In der Ostsee gibt es keine "freien Gewässer", also "Hohe See". Somit gilt der Artikel 56 "Rechte, Hoheitsbefugnisse und Pflichten des Küstenstaats in der ausschliesslichen Wirtschaftszone" des Seerechtsübereinkommen der Vereinten Nationen. Dort heißt es im Absatz 1 a) "1. In der ausschliesslichen Wirtschaftszone hat der Küstenstaat: a) souveräne Rechte zum Zweck der Erforschung und Ausbeutung, Erhaltung und Bewirtschaftung der lebenden und nicht lebenden natürlichen Ressour-cen der Gewässer über dem Meeresboden, des Meeresbodens und seines Untergrunds sowie hinsichtlich anderer Tätigkeiten zur wirtschaftlichen Er-forschung und Ausbeutung der Zone wie der Energieerzeugung aus Wasser, Strömung und Wind;".  Somit gilt in der gesamten Ostsee die CFP der EU.


----------



## Anglerdemo (29. November 2019)

Testudo schrieb:


> Wo liegen die Schiffe, und wie viele?



Kalingrad! Ich denke dort liegen an die 100 Fischereischiffe, die in der Ostsee aktiv sind, alle in der Größenordnung 25 bis 30 Meter. Bei AIS unter den Kürzeln MRTK und eine vierstellige Zahl zu finden (alles Schiffe mit dem Heimathafen Kalingrad).

Die sehen dann so aus:

https://www.marinetraffic.com/de/ai...0/mmsi:273450640/imo:8730194/vessel:MRTK_0770


----------



## Gelöschtes Mitglied 150887 (29. November 2019)
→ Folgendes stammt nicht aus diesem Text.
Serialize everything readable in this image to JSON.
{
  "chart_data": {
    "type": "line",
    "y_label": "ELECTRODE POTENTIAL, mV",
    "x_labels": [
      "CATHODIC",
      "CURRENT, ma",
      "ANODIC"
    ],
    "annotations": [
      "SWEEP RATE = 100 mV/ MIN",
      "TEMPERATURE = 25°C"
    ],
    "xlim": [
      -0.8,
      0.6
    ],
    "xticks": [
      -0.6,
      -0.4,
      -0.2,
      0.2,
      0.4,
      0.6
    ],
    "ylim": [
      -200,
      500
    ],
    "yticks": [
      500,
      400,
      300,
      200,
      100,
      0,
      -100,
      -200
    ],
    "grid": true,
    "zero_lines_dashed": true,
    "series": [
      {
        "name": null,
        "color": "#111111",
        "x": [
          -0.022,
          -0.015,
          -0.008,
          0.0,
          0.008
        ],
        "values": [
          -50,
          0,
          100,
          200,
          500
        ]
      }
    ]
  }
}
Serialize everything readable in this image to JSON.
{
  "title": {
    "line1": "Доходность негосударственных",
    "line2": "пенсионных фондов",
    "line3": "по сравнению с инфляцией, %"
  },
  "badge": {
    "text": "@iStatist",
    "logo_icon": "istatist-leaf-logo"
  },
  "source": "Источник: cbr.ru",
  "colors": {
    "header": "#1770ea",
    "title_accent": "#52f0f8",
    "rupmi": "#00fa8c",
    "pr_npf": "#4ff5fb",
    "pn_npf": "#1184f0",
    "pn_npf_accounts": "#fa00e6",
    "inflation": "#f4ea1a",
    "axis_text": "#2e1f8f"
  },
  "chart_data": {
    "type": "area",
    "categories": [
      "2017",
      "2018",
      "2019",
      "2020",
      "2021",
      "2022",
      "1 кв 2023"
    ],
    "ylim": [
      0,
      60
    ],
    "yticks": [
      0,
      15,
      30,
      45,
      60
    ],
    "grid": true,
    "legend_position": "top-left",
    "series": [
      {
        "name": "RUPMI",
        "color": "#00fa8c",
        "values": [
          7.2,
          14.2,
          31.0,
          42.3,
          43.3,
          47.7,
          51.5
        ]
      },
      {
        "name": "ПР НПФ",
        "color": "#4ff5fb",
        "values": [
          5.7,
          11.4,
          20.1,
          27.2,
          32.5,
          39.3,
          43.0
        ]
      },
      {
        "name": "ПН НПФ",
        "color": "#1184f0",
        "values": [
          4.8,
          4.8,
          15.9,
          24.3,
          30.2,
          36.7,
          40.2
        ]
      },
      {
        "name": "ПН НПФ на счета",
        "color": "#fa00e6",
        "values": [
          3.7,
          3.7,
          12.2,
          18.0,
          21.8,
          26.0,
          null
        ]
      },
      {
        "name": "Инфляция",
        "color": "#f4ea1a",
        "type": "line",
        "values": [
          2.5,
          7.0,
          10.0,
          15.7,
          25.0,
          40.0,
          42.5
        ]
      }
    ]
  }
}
Ja Kaliningrad ist auch quasi die einzige Möglichkeit.

Für Weißrussland denkbar, aber für die Ukraine? Wohl eher in polnischen Häfen.

Aber so wie du es darstellst sind irgendwelche Auswüchse da nicht zu erwarten.


----------



## Anglerdemo (29. November 2019)

Testudo schrieb:


> Aber so wie du es darstellst sind irgendwelche Auswüchse da nicht zu erwarten.


 Ich stelle nur die Theorie dar . Ich weiß leider nicht, wie ernsthaft die Kontrollen in den Gebieten 25 und 26 stattfinden. Ich habe da ganz ehrlich meine Bedenken. Nicht ohne Grund haben wir die Situation bei Dorsch und Hering wie sie jetzt so ist


----------



## Naturliebhaber (30. November 2019)

seeschwalbe schrieb:


> was macht die E U eigentlich , wenn russische, ukrainische oder weißrussische Fischerflotten  ihre Schleppnetze
> durch die Ostsee ziehen. Wollen sie das dann mit Kriegsschiffen verhindern.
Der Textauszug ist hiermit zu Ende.